If somebody told me that one day I'd watch a 2 and a half minute video composed of tumbling tumbleweeds and I would enjoy the whole thing I wouldn't have believed them.
posted by Defenestrator at 1:01 PM on February 9, 2012 [1 favorite]


*Crickets*
posted by Decani at 1:37 PM on February 9, 2012


That was utterly soporific.

Well, yep. But ya know pardner, life's like that at times. Best you just keep moseyin and don't let it worry you none.
posted by Twang at 1:47 PM on February 9, 2012 [2 favorites]


By MeFi's own dunk!
posted by davemee at 1:54 PM on February 9, 2012 [1 favorite]


Once we were driving from Calgary to Saskatoon for a gig. It was maybe in October, and this stretch of Hwy 7 runs NE all the way to Saskatoon. There was a strong SE wind, and for most of the trip there was a constant parade of tumbleweeds across the road. Sometimes a couple, sometimes whole herds of them, running across my field of view from right to left... At first it was kind of soothing, but after an hour it becomes harder and harder to stop yourself from overcorrecting into the ditch.

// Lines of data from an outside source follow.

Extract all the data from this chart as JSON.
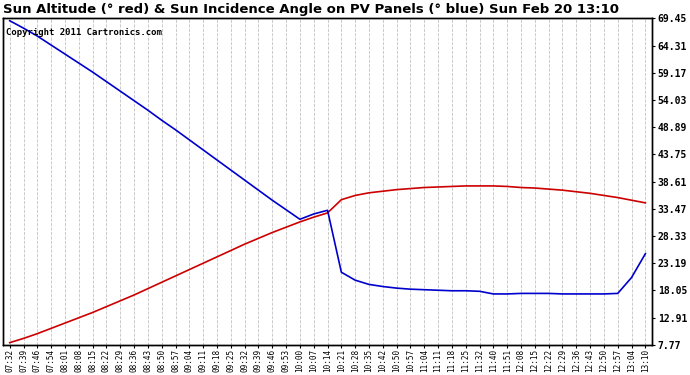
{
  "title": "Sun Altitude (° red) & Sun Incidence Angle on PV Panels (° blue) Sun Feb 20 13:10",
  "copyright": "Copyright 2011 Cartronics.com",
  "yticks": [
    7.77,
    12.91,
    18.05,
    23.19,
    28.33,
    33.47,
    38.61,
    43.75,
    48.89,
    54.03,
    59.17,
    64.31,
    69.45
  ],
  "background_color": "#ffffff",
  "grid_color": "#bbbbbb",
  "x_labels": [
    "07:32",
    "07:39",
    "07:46",
    "07:54",
    "08:01",
    "08:08",
    "08:15",
    "08:22",
    "08:29",
    "08:36",
    "08:43",
    "08:50",
    "08:57",
    "09:04",
    "09:11",
    "09:18",
    "09:25",
    "09:32",
    "09:39",
    "09:46",
    "09:53",
    "10:00",
    "10:07",
    "10:14",
    "10:21",
    "10:28",
    "10:35",
    "10:42",
    "10:50",
    "10:57",
    "11:04",
    "11:11",
    "11:18",
    "11:25",
    "11:32",
    "11:40",
    "11:51",
    "12:08",
    "12:15",
    "12:22",
    "12:29",
    "12:36",
    "12:43",
    "12:50",
    "12:57",
    "13:04",
    "13:10"
  ],
  "red_y": [
    8.2,
    9.0,
    9.9,
    10.9,
    11.9,
    12.9,
    13.9,
    15.0,
    16.1,
    17.2,
    18.4,
    19.6,
    20.8,
    22.0,
    23.2,
    24.4,
    25.6,
    26.8,
    27.9,
    29.0,
    30.0,
    31.0,
    31.9,
    32.7,
    35.2,
    36.0,
    36.5,
    36.8,
    37.1,
    37.3,
    37.5,
    37.6,
    37.7,
    37.8,
    37.8,
    37.8,
    37.7,
    37.5,
    37.4,
    37.2,
    37.0,
    36.7,
    36.4,
    36.0,
    35.6,
    35.1,
    34.6
  ],
  "blue_y": [
    69.0,
    67.6,
    66.1,
    64.4,
    62.7,
    61.0,
    59.3,
    57.5,
    55.7,
    53.9,
    52.1,
    50.2,
    48.4,
    46.5,
    44.6,
    42.7,
    40.8,
    38.9,
    37.0,
    35.1,
    33.3,
    31.5,
    32.5,
    33.2,
    21.5,
    20.0,
    19.2,
    18.8,
    18.5,
    18.3,
    18.2,
    18.1,
    18.0,
    18.0,
    17.9,
    17.4,
    17.4,
    17.5,
    17.5,
    17.5,
    17.4,
    17.4,
    17.4,
    17.4,
    17.5,
    20.5,
    25.0
  ],
  "red_color": "#cc0000",
  "blue_color": "#0000cc",
  "ylim_min": 7.77,
  "ylim_max": 69.45
}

It would be cool if you could set a whole field of them on fire, though.
posted by sneebler at 2:48 PM on February 9, 2012 [1 favorite]


Ivan Fyodorovich - I just found the two photos … and I composited them together

Wow, that's the spot of the tumbleweed tornado all right (off to the right and back uphill a little more). I lived in Rio Rancho for about 18 months and left in 1994 when we sold our house and moved back up to Santa Fe. Couldn't wait to get out because of all the development you mentioned.

We lived in River's Edge 3 which was still under development. You could walk to the end of our street and have an unobstructed stroll down to the Bosque (the woods along the Rio Grande River). Part of that walk was over land cleared for the future rows of houses that were going in.

I noticed a profusion of little green grasses that were sprouting up all over that land. I dug some up to plant in our own barren yard and faithfully watered it for a few weeks but it didn't take to transplanting. It did grow to full size over the empty lots. It was tumbleweed.